Pour rassurer les bailleurs de fonds internationaux et obtenir plus vite l’argent promis, le gouvernement de transition somalien (TFG) a fait appel à un cabinet privé pour gérer ses finances, dans un pays où il n’y a plus d’impôts faute d’administration. «Le gouvernement actuel n’a que six mois d’existence et nos institutions, particulièrement les services de collecte de taxes et de gestion des revenus, se sont complètement écroulées au cours des 18 années de guerre civile », explique à l’AFP le ministre somalien des Affaires étrangères, Mohamed Abdullahi Omar. Le gouvernement de transition, qui fait face actuellement à une insurrection islamiste, ne contrôle qu’une faible partie de la capitale Mogadiscio et du pays, morcelé en entités plus ou moins autonomes sur lesquelles l’Etat n’a aucune prise. Depuis 1991, les administrations, l’éducation, et la santé ont cessé de fonctionner. L’Etat somalien se résume désormais en grande partie aux institutions de transition (présidence, gouvernement, Parlement) qui s’appuient sur des milices face aux insurgés et dont le fonctionnement est assuré par des financements internationaux. «Nous n’avons pas le personnel avec de l’expérience, ou la formation, et maintenant nous devons traiter non seulement avec la communauté internationale, mais aussi avec les Etats et gouvernements, donc nous avons besoin d’assistance pour gérer ces fonds. Le but du contrat avec le cabinet Price Waterhouse Cooper est de nous soutenir et nous aider», commente le chef de la diplomatie somalienne. Le cabinet américain devra récolter les fonds, les placer sur un compte en dehors de Somalie et participer, en les contrôlant, à la gestion des dépenses gouvernementales.

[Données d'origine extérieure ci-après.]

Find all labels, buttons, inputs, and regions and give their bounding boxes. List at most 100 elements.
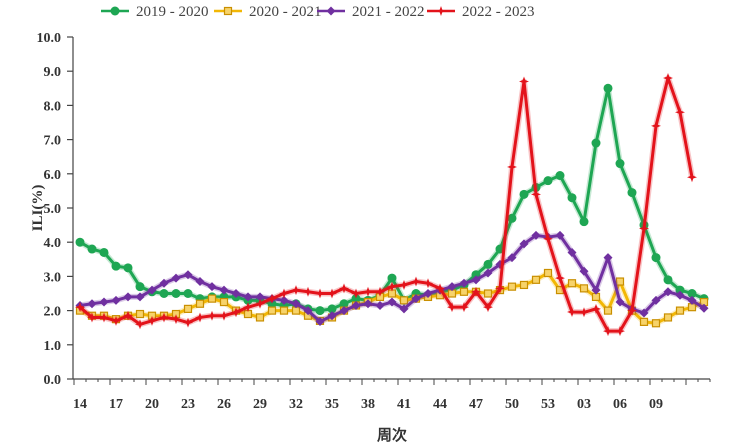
data-point <box>543 268 553 278</box>
x-tick-label: 20 <box>145 397 159 412</box>
data-point <box>75 237 85 247</box>
y-tick-label: 4.0 <box>44 236 62 251</box>
x-tick-label: 50 <box>505 397 519 412</box>
data-point <box>231 289 241 298</box>
data-point <box>231 307 241 318</box>
y-tick-label: 6.0 <box>44 168 62 183</box>
data-point <box>159 278 169 288</box>
data-point <box>327 288 337 299</box>
data-point <box>123 310 133 321</box>
data-point <box>243 302 253 313</box>
x-tick-label: 53 <box>541 397 555 412</box>
data-point <box>315 288 325 299</box>
data-point <box>363 299 373 309</box>
data-point <box>687 289 697 298</box>
data-point <box>507 253 517 263</box>
y-tick-label: 2.0 <box>44 305 62 320</box>
data-point <box>507 161 517 172</box>
data-point <box>195 299 205 308</box>
x-tick-label: 29 <box>253 397 267 412</box>
data-point <box>255 313 265 322</box>
data-point <box>207 310 217 321</box>
data-point <box>147 315 157 326</box>
data-point <box>519 239 529 249</box>
legend-item: 2020 - 2021 <box>214 4 322 20</box>
data-point <box>447 282 457 292</box>
data-point <box>267 293 277 304</box>
data-point <box>219 285 229 295</box>
data-point <box>87 312 97 323</box>
data-point <box>279 288 289 299</box>
data-point <box>135 292 145 302</box>
y-tick-label: 9.0 <box>44 65 62 80</box>
data-point <box>591 138 601 148</box>
data-point <box>699 303 709 313</box>
data-point <box>663 275 673 285</box>
data-point <box>171 289 181 298</box>
data-point <box>531 230 541 240</box>
data-point <box>423 278 433 289</box>
data-point <box>183 304 193 313</box>
data-point <box>411 276 421 287</box>
data-point <box>111 295 121 305</box>
data-point <box>603 306 613 315</box>
data-point <box>375 300 385 310</box>
y-tick-label: 1.0 <box>44 339 62 354</box>
data-point <box>327 304 337 314</box>
data-point <box>651 295 661 305</box>
data-point <box>567 306 577 317</box>
data-point <box>399 304 409 314</box>
data-point <box>171 314 181 325</box>
data-point <box>111 315 121 326</box>
data-point <box>279 295 289 305</box>
data-point <box>219 310 229 321</box>
data-point <box>591 285 601 295</box>
data-point <box>339 299 349 309</box>
data-point <box>375 286 385 297</box>
legend-item: 2019 - 2020 <box>101 4 209 20</box>
x-tick-label: 38 <box>361 397 375 412</box>
data-point <box>615 277 625 286</box>
series-2022-2023 <box>75 73 697 337</box>
data-point <box>219 297 229 307</box>
data-point <box>387 273 397 283</box>
data-point <box>303 286 313 297</box>
data-point <box>399 279 409 290</box>
data-point <box>351 300 361 310</box>
data-point <box>663 313 673 322</box>
data-point <box>255 298 265 309</box>
data-point <box>447 302 457 313</box>
y-axis-title: ILI(%) <box>30 185 46 232</box>
data-point <box>579 217 589 227</box>
x-tick-label: 17 <box>109 397 123 412</box>
y-tick-label: 10.0 <box>37 31 62 46</box>
legend-label: 2019 - 2020 <box>136 4 209 20</box>
data-point <box>651 319 661 328</box>
data-point <box>531 275 541 284</box>
data-point <box>423 289 433 298</box>
x-tick-label: 47 <box>469 397 483 412</box>
data-point <box>207 282 217 292</box>
x-tick-label: 09 <box>649 397 663 412</box>
data-point <box>75 302 85 313</box>
data-point <box>651 120 661 131</box>
data-point <box>675 290 685 300</box>
legend-label: 2020 - 2021 <box>249 4 322 20</box>
data-point <box>651 253 661 263</box>
data-point <box>675 285 685 295</box>
x-tick-label: 35 <box>325 397 339 412</box>
y-tick-label: 5.0 <box>44 202 62 217</box>
data-point <box>615 326 625 337</box>
data-point <box>567 247 577 257</box>
data-point <box>687 295 697 305</box>
y-tick-label: 7.0 <box>44 134 62 149</box>
data-point <box>471 275 481 285</box>
legend-star-icon <box>436 6 446 16</box>
data-point <box>687 172 697 183</box>
data-point <box>171 273 181 283</box>
data-point <box>675 306 685 315</box>
data-point <box>267 306 277 315</box>
data-point <box>639 308 649 318</box>
x-tick-label: 26 <box>217 397 231 412</box>
data-point <box>387 281 397 292</box>
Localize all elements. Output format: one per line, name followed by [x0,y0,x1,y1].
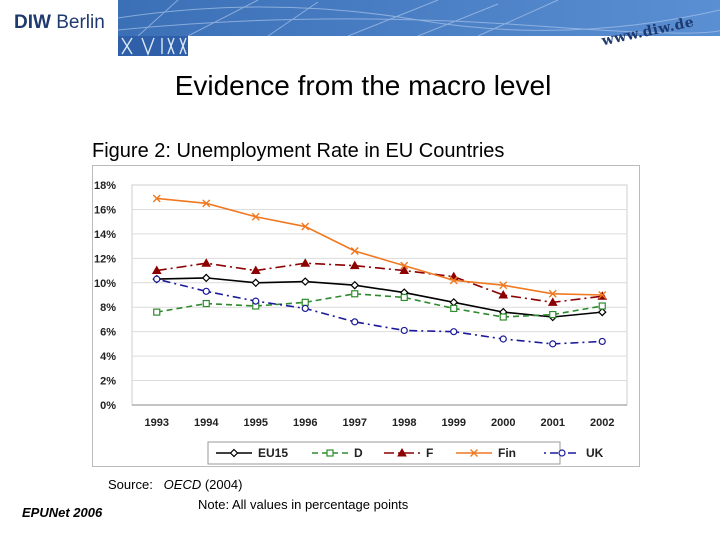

Cette situation hors du commun pour un Etat, pour lequel les finances relèvent normalement du domaine régalien, traduit le chaos du pays. «Notre système bancaire a été complètement détruit, nous n’avons pas de banque commerciale en Somalie où l’argent pourrait être déposé. La Banque centrale est en train d’être reconstruite. Une fois qu’elle sera opérationnelle, tous nos comptes et fonds pourront y être déposés», selon M. Omar. Le TFG doit ouvrir un compte à l’étranger : au Kenya voisin, ou à «tout autre endroit convenant aux bailleurs et à nous», selon le ministre. La communauté internationale s’est engagée le 23 avril lors d’une conférence des donateurs à Bruxelles à fournir 213 millions de dollars (165 millions d’euros) au TFG pour soutenir le rétablissement de la sécurité. Une partie de cet argent doit aussi servir à financer la lutte contre la piraterie maritime et la mission de paix de l’Union africaine (UA) sur place. «Price Waterhouse va recevoir l’argent, suivre la gestion des fonds et la mise en oeuvre des objectifs pour lesquels les bailleurs ont donné cet argent», selon Walid Musa Abdelkarim, chargé des Affaires politiques pour le Bureau des Nations unies pour la Somalie (UNPOS). «Il s’agit d’une démonstration par le TFG de sa volonté d’être transparent avec les bailleurs», estime-t-il. Auparavant, une agence de l’ONU, le Programme des Nations unies pour le développement (PNUD), avait déjà eu à gérer des fonds destinés à la Somalie. «Nous sommes satisfaits de cette démarche. Reste à savoir comment Price Waterhouse va pouvoir véritablement vérifier la réalité des dépenses du TFG sur le terrain », confie à l’AFP un représentant européen des bailleurs.